Наша коляска медленно поднималась по песчаной дороге. Мною овладела невыразимая печаль. Сэр Томас также был мрачен. Заметив, что я загрустил, он сказал:
— Тебе не нравятся пауки, Франц! Мне тоже. Слава Богу, у нас опасные пауки не водятся. Крабовый паук из ящика твоего дядюшки обитает в Французской Гвиане. Он живет в болотистых лесах, где всегда поднимаются влажные и горячие испарения. Только при такой температуре паук способен выжить. Он опутывает деревья своей паутиной, точнее сказать, громадной сетью и ловит в нее птиц, как наши пауки — мух… Но лучше выбрось из головы эти отвратительные образы и выпей глоток моего старого бургундского!
Он повернулся, поднял крышку задней скамьи, нашарил в соломе дорожную флягу и налил мне полный кожаный стаканчик.
Я выпил и сразу повеселел. Вскоре я уже смеялся над своими страхами.
Коляска, запряженная маленькой, тощей и нервной, как коза, арденнской лошадкой, взбиралась на крутой склон. В вереске жужжали мириады насекомых. В сотне шагов выше и справа виднелся темный край леса Ротальп; его темную чащу, поросшую дикой травой и колючим кустарником, пронизывали тут и там яркие лучи света. Слева шумел источник Шпинбронн, и чем выше мы поднимались, тем синее становились вспененные серебряные воды, тем громче звучали их кимвалы.
Я был очарован пейзажем.

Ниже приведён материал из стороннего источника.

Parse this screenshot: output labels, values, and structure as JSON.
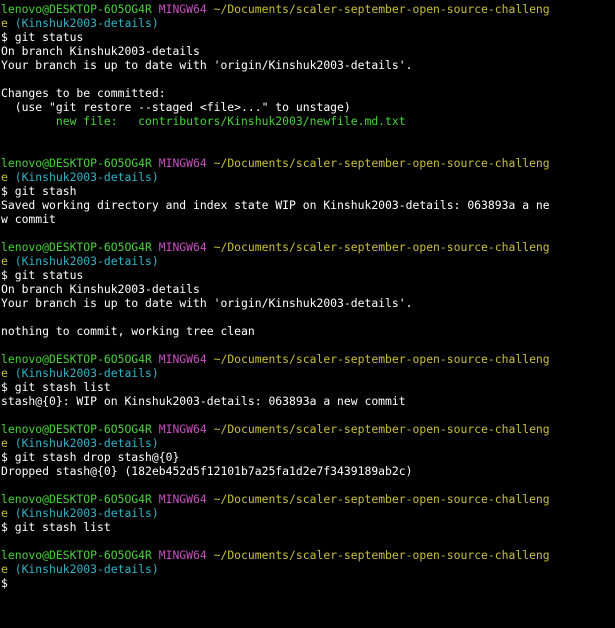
{
  "colors": {
    "background": "#000000",
    "user_host": "#49d23a",
    "mingw": "#c84fc0",
    "path": "#c9bf3b",
    "branch": "#2fb5c8",
    "staged_file": "#49d23a",
    "text": "#ffffff"
  },
  "prompt": {
    "user_host": "lenovo@DESKTOP-6O5OG4R",
    "shell": "MINGW64",
    "path_part1": "~/Documents/scaler-september-open-source-challeng",
    "path_part2": "e",
    "branch": "(Kinshuk2003-details)",
    "symbol": "$"
  },
  "block1": {
    "command": "git status",
    "out1": "On branch Kinshuk2003-details",
    "out2": "Your branch is up to date with 'origin/Kinshuk2003-details'.",
    "out3": "Changes to be committed:",
    "out4": "  (use \"git restore --staged <file>...\" to unstage)",
    "staged_label": "        new file:   ",
    "staged_path": "contributors/Kinshuk2003/newfile.md.txt"
  },
  "block2": {
    "command": "git stash",
    "out1": "Saved working directory and index state WIP on Kinshuk2003-details: 063893a a ne",
    "out2": "w commit"
  },
  "block3": {
    "command": "git status",
    "out1": "On branch Kinshuk2003-details",
    "out2": "Your branch is up to date with 'origin/Kinshuk2003-details'.",
    "out3": "nothing to commit, working tree clean"
  },
  "block4": {
    "command": "git stash list",
    "out1": "stash@{0}: WIP on Kinshuk2003-details: 063893a a new commit"
  },
  "block5": {
    "command": "git stash drop stash@{0}",
    "out1": "Dropped stash@{0} (182eb452d5f12101b7a25fa1d2e7f3439189ab2c)"
  },
  "block6": {
    "command": "git stash list"
  }
}
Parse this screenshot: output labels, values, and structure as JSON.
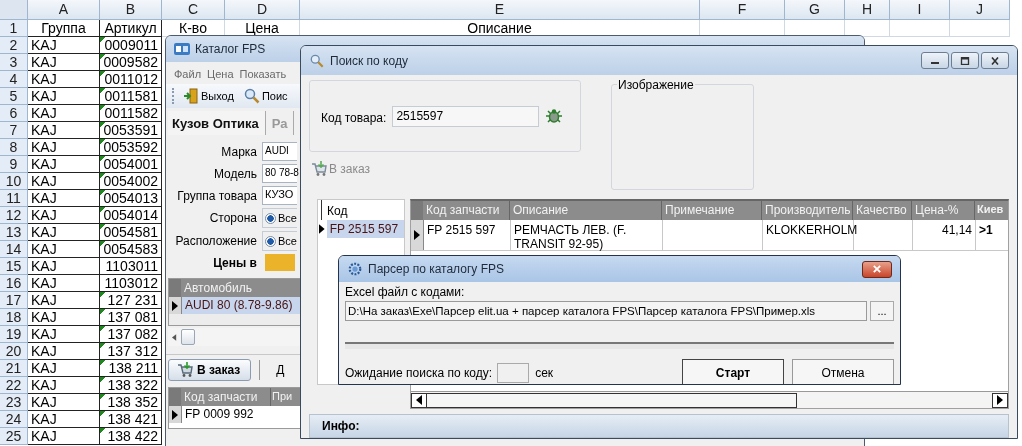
{
  "spreadsheet": {
    "columns": [
      "A",
      "B",
      "C",
      "D",
      "E",
      "F",
      "G",
      "H",
      "I",
      "J"
    ],
    "header": {
      "number": "1",
      "cells": [
        "Группа",
        "Артикул",
        "К-во",
        "Цена",
        "Описание"
      ]
    },
    "rows": [
      {
        "number": "2",
        "group": "KAJ",
        "article": "0009011",
        "flagged": true
      },
      {
        "number": "3",
        "group": "KAJ",
        "article": "0009582",
        "flagged": true
      },
      {
        "number": "4",
        "group": "KAJ",
        "article": "0011012",
        "flagged": true
      },
      {
        "number": "5",
        "group": "KAJ",
        "article": "0011581",
        "flagged": true
      },
      {
        "number": "6",
        "group": "KAJ",
        "article": "0011582",
        "flagged": true
      },
      {
        "number": "7",
        "group": "KAJ",
        "article": "0053591",
        "flagged": true
      },
      {
        "number": "8",
        "group": "KAJ",
        "article": "0053592",
        "flagged": true
      },
      {
        "number": "9",
        "group": "KAJ",
        "article": "0054001",
        "flagged": true
      },
      {
        "number": "10",
        "group": "KAJ",
        "article": "0054002",
        "flagged": true
      },
      {
        "number": "11",
        "group": "KAJ",
        "article": "0054013",
        "flagged": true
      },
      {
        "number": "12",
        "group": "KAJ",
        "article": "0054014",
        "flagged": true
      },
      {
        "number": "13",
        "group": "KAJ",
        "article": "0054581",
        "flagged": true
      },
      {
        "number": "14",
        "group": "KAJ",
        "article": "0054583",
        "flagged": true
      },
      {
        "number": "15",
        "group": "KAJ",
        "article": "1103011",
        "flagged": false
      },
      {
        "number": "16",
        "group": "KAJ",
        "article": "1103012",
        "flagged": false
      },
      {
        "number": "17",
        "group": "KAJ",
        "article": "127 231",
        "flagged": true
      },
      {
        "number": "18",
        "group": "KAJ",
        "article": "137 081",
        "flagged": true
      },
      {
        "number": "19",
        "group": "KAJ",
        "article": "137 082",
        "flagged": true
      },
      {
        "number": "20",
        "group": "KAJ",
        "article": "137 312",
        "flagged": true
      },
      {
        "number": "21",
        "group": "KAJ",
        "article": "138 211",
        "flagged": true
      },
      {
        "number": "22",
        "group": "KAJ",
        "article": "138 322",
        "flagged": true
      },
      {
        "number": "23",
        "group": "KAJ",
        "article": "138 352",
        "flagged": true
      },
      {
        "number": "24",
        "group": "KAJ",
        "article": "138 421",
        "flagged": true
      },
      {
        "number": "25",
        "group": "KAJ",
        "article": "138 422",
        "flagged": true
      }
    ]
  },
  "catalog_window": {
    "title": "Каталог FPS",
    "menu": [
      "Файл",
      "Цена",
      "Показать"
    ],
    "toolbar": [
      {
        "label": "Выход",
        "kind": "exit"
      },
      {
        "label": "Поис",
        "kind": "search"
      }
    ],
    "tabs": [
      {
        "label": "Кузов Оптика",
        "selected": true
      },
      {
        "label": "Ра",
        "selected": false
      }
    ],
    "fields": [
      {
        "kind": "combo",
        "label": "Марка",
        "value": "AUDI"
      },
      {
        "kind": "combo",
        "label": "Модель",
        "value": "80 78-8"
      },
      {
        "kind": "text",
        "label": "Группа товара",
        "value": "КУЗО"
      },
      {
        "kind": "radio",
        "label": "Сторона",
        "option": "Все",
        "checked": true
      },
      {
        "kind": "radio",
        "label": "Расположение",
        "option": "Все",
        "checked": true
      },
      {
        "kind": "swatch",
        "label": "Цены в"
      }
    ],
    "cars": {
      "header": "Автомобиль",
      "rows": [
        {
          "text": "AUDI  80 (8.78-9.86)",
          "selected": true
        }
      ]
    },
    "order_button": "В заказ",
    "cut_label": "Д",
    "parts": {
      "columns": [
        "Код запчасти",
        "При"
      ],
      "rows": [
        {
          "code": "FP 0009 992",
          "selected": true
        }
      ]
    }
  },
  "search_window": {
    "title": "Поиск по коду",
    "code_label": "Код товара:",
    "code_value": "2515597",
    "image_label": "Изображение",
    "order_button": {
      "label": "В заказ",
      "disabled": true
    },
    "codes": {
      "header": "Код",
      "rows": [
        {
          "text": "FP 2515 597",
          "selected": true
        }
      ]
    },
    "results": {
      "columns": [
        "Код запчасти",
        "Описание",
        "Примечание",
        "Производитель",
        "Качество",
        "Цена-%",
        "Киев"
      ],
      "rows": [
        {
          "selected": true,
          "code": "FP 2515 597",
          "description": "РЕМЧАСТЬ ЛЕВ. (F. TRANSIT 92-95)",
          "maker": "KLOKKERHOLM",
          "price": "41,14",
          "stock": ">1"
        }
      ]
    },
    "info_label": "Инфо:"
  },
  "parser_dialog": {
    "title": "Парсер по каталогу FPS",
    "file_label": "Excel файл с кодами:",
    "file_path": "D:\\На заказ\\Exe\\Парсер elit.ua + парсер каталога FPS\\Парсер каталога FPS\\Пример.xls",
    "browse_button": "...",
    "progress": {
      "level": 0
    },
    "wait_label": "Ожидание поиска по коду:",
    "wait_unit": "сек",
    "buttons": [
      {
        "label": "Старт",
        "default": true
      },
      {
        "label": "Отмена",
        "default": false
      }
    ]
  }
}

Сэр Томас, откинувшись на сиденье и подняв колени почти к подбородку, впал в свою привычную мечтательность, а наша лошадка, переступая ногами и склонив голову к груди, борясь с весом коляски, тащила нас по краю обрыва. Вскоре склон стал не таким крутым: здесь простиралось пастбище Шеврейль[4], окруженное трепетными тенями… Все это время я любовался окрестностями, не отрывая взгляда от бесконечной шири — но, когда на лицо упала тень, я повернулся и увидел, что мы оказались в ста шагах от пещеры Шпинбронна. Поток, падавший затем в долину, разливался небольшим озерцом с устланным песком и черной галькой дном. Вода была такой чистой и прозрачной, что могла показаться ледяной, не поднимайся с поверхности пар. Озерцо обрамляли чудесные зеленые кусты.
Лошадка остановилась, переводя дыхание. Сэр Томас приподнялся и осмотрелся.
— Как тут спокойно! — сказал он. — Будь я один, Франц, я поплавал бы в этом озерце, — добавил он, помолчав.
— Так почему бы вам не искупаться, коммодор? — предложил я. — Я могу пройтись… На ближайшем холме есть отличная лужайка с земляникой… Нарву цветов… Через час вернусь.
— Прекрасная мысль, Франц!.. Доктор Вебер говорит, что я пью слишком много бургундского… Поборемся с вином минеральной водой… Мне нравится вон тот песчаный бережок…
Мы оба слезли с коляски. Он привязал лошадку к невысокой березе и махнул мне рукой на прощание.
Усевшись на мох, он начал разуваться. Когда я уже уходил, он крикнул мне вслед:
— Через час, Франц!
Это были его последние слова.
Через час я вернулся к источнику. Лошадка и коляска были на месте. Одежда сэра Томаса лежала на берегу. Солнце садилось. Тени становились длиннее. Ни единая птица не пела в ветвях… не слышно было и шороха насекомых в высокой траве. Над одиноким озерцом словно нависало безысходное молчание смерти. Испуганный этой тишиной, я забрался на скалу над пещерой, посмотрел по сторонам…
4
…пастбище Шеврейль — буквально «пастбище косуль» или «серн».